Ceschi Ramos is a rapper and singer from Connecticut who has been hopping genres and spilling guts for the better part of two decades. He has been seen outside venues at 3am in Germany playing an acoustic guitar and singing to people that didn’t want the show to end. He has written poems to fans from behind bars whilst locked up on bogus marijuana charges. He has suffered a spiral fracture of the humerus while arm wrestling a marine in Hawaii.
He has recorded with and toured alongside some of independent rap music’s most influential figures, including Sage Francis, Busdriver and Astronautalis. He has been in bands described as hardcore, crunk rap, lo-fi synth pop, Latin progressive and psych-jazz-rap. He has crafted abstracted and personal narratives mining the depths of depression and heights of hope. He has slept on countless floors when hotels weren’t in the touring budget and lost girlfriends and jobs all for the love of creating and performing.
Ceschi was born with four fingers on his right hand, which served as partial inspiration for the name of his DIY record label, Fake Four, Inc. Those who have worked with him describe Ceschi as one of the most artist-friendly labelheads out there, a rare breed who values art over profit almost to a fault. Since 2008, he has curated a roster of wildly original and critically praised talent and put out albums from the likes of Open Mike Eagle, Buck 65, Sister Crayon, and Dark Time Sunshine in addition to his solo records The One Man Band Broke Up and Broken Bone Ballads.
An engaging, theatrical live performer, Ceschi Ramos has treated entire venues like a stage, viewing the middle of the audience or an empty barstool as good a place as any to perform a soul-baring folk song or tongue-twisting rap track. Ceschi once described himself in song as “a martyr at most… a failure at least” and said that, “In the eyes of history I’ll be no more than a leaf on a tree.”

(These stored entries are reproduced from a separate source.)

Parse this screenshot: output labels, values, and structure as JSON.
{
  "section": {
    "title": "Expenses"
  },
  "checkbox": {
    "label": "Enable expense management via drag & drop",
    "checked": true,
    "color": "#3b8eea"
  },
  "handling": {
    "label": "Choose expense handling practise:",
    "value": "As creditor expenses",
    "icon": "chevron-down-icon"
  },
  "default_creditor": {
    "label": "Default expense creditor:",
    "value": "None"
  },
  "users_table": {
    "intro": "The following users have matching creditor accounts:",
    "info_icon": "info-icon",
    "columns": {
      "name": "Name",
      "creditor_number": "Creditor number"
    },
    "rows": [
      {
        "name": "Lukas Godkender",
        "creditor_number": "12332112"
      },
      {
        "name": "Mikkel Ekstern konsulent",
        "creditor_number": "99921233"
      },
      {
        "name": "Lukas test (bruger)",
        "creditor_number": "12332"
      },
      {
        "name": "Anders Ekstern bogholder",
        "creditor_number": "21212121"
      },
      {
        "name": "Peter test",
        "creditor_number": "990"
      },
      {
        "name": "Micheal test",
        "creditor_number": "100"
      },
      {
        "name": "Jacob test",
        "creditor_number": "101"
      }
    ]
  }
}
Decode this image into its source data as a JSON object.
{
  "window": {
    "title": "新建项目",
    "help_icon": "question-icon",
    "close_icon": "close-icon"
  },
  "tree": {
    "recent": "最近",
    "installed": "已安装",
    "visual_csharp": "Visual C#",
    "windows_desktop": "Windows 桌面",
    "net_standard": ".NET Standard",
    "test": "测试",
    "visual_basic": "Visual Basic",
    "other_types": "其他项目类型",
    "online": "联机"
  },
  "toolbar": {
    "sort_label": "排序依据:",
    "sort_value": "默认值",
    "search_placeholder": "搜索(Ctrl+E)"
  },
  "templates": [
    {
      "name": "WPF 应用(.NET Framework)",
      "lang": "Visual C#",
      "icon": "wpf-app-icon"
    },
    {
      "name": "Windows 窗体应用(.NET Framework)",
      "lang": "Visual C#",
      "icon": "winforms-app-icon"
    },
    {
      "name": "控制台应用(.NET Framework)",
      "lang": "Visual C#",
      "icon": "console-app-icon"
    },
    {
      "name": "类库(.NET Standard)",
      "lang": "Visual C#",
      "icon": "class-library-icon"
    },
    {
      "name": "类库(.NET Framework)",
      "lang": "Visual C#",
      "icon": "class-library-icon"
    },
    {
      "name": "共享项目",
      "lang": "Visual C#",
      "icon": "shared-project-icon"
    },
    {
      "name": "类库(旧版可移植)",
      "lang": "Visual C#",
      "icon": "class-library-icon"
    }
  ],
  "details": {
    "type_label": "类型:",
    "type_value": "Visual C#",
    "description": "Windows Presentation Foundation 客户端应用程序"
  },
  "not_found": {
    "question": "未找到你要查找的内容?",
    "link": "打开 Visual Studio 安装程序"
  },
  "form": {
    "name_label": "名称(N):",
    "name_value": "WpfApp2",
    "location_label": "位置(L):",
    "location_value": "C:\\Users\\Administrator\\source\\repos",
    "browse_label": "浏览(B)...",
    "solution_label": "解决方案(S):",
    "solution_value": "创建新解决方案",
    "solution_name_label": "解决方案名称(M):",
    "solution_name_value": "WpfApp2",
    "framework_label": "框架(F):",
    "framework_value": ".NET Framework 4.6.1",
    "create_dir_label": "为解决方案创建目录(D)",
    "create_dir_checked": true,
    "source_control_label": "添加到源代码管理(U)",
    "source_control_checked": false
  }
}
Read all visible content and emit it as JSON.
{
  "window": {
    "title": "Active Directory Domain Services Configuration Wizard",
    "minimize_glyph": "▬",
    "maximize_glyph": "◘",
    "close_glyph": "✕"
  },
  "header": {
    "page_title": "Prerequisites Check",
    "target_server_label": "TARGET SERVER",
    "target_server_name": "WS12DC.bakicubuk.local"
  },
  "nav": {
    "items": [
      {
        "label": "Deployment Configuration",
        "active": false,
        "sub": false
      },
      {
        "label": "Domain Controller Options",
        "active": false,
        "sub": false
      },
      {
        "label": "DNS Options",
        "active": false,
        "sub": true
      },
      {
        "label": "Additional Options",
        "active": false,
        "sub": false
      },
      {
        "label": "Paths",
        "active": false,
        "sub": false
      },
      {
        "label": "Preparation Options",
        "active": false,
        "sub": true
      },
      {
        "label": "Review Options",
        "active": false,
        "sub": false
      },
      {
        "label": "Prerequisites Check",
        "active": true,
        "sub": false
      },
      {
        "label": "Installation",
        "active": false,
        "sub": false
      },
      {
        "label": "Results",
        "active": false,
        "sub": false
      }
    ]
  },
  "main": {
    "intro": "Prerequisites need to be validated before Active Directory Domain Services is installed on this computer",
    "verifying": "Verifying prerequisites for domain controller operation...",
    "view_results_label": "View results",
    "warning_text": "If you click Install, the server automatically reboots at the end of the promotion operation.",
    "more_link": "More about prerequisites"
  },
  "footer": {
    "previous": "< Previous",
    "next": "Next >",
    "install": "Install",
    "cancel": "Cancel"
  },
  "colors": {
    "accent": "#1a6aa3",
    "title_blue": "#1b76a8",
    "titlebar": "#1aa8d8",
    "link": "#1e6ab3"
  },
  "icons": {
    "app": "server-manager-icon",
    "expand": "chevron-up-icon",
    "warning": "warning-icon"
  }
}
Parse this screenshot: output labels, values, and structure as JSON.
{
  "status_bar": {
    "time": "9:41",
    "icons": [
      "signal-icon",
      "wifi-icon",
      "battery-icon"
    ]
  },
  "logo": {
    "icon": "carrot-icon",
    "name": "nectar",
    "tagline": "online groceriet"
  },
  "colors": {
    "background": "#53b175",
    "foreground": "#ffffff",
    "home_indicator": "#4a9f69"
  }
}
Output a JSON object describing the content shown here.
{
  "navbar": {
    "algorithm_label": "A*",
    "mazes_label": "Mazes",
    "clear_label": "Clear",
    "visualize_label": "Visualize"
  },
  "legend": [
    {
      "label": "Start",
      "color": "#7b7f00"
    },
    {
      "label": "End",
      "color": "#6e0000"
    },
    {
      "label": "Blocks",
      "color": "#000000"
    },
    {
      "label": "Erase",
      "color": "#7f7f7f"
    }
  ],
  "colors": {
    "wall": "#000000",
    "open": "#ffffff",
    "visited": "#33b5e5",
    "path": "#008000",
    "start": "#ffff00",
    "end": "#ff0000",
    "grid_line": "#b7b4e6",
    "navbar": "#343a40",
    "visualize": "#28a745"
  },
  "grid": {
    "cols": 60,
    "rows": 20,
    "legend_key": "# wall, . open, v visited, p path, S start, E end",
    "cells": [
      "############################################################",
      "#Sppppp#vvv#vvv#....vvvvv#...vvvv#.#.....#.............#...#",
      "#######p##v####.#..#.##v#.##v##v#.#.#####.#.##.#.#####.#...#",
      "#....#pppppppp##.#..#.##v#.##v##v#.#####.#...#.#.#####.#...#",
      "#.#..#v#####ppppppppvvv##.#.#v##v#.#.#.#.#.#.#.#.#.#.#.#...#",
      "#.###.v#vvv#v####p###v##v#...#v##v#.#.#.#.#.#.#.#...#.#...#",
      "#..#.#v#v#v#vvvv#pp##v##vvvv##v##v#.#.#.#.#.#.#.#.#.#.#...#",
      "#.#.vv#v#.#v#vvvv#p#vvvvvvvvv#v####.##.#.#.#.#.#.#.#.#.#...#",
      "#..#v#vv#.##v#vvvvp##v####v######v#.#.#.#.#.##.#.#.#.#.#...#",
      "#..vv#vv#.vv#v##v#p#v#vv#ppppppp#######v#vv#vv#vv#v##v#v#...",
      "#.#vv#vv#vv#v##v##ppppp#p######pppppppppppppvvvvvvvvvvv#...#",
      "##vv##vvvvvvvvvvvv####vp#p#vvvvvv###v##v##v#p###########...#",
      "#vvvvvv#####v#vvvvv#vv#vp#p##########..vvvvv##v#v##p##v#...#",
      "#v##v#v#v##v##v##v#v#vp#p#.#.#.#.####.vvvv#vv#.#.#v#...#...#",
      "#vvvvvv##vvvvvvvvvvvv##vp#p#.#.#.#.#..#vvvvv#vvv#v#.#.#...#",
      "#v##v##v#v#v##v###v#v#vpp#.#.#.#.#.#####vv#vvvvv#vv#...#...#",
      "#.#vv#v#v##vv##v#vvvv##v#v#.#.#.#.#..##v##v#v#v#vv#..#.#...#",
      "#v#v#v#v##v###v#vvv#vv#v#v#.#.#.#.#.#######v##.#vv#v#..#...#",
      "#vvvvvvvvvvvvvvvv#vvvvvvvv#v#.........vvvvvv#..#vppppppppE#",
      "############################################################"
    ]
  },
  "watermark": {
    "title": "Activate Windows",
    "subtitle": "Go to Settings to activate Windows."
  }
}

He knows what it is to suffer for his art and is aware that music exploring the ugliness and sorrow of the human condition will always exist on the fringes of a game dominated by disposable escapism and expensive publicists. Yet he still pours everything he has into his craft, and on any given night you can find him tracking vocals at his cousin’s New Haven studio, warmly greeting fans and friends at a dive bar merch booth or rapping double-time in Japan or Europe for audiences that often don’t speak his language, but are able to see the giant heart at the core of it all.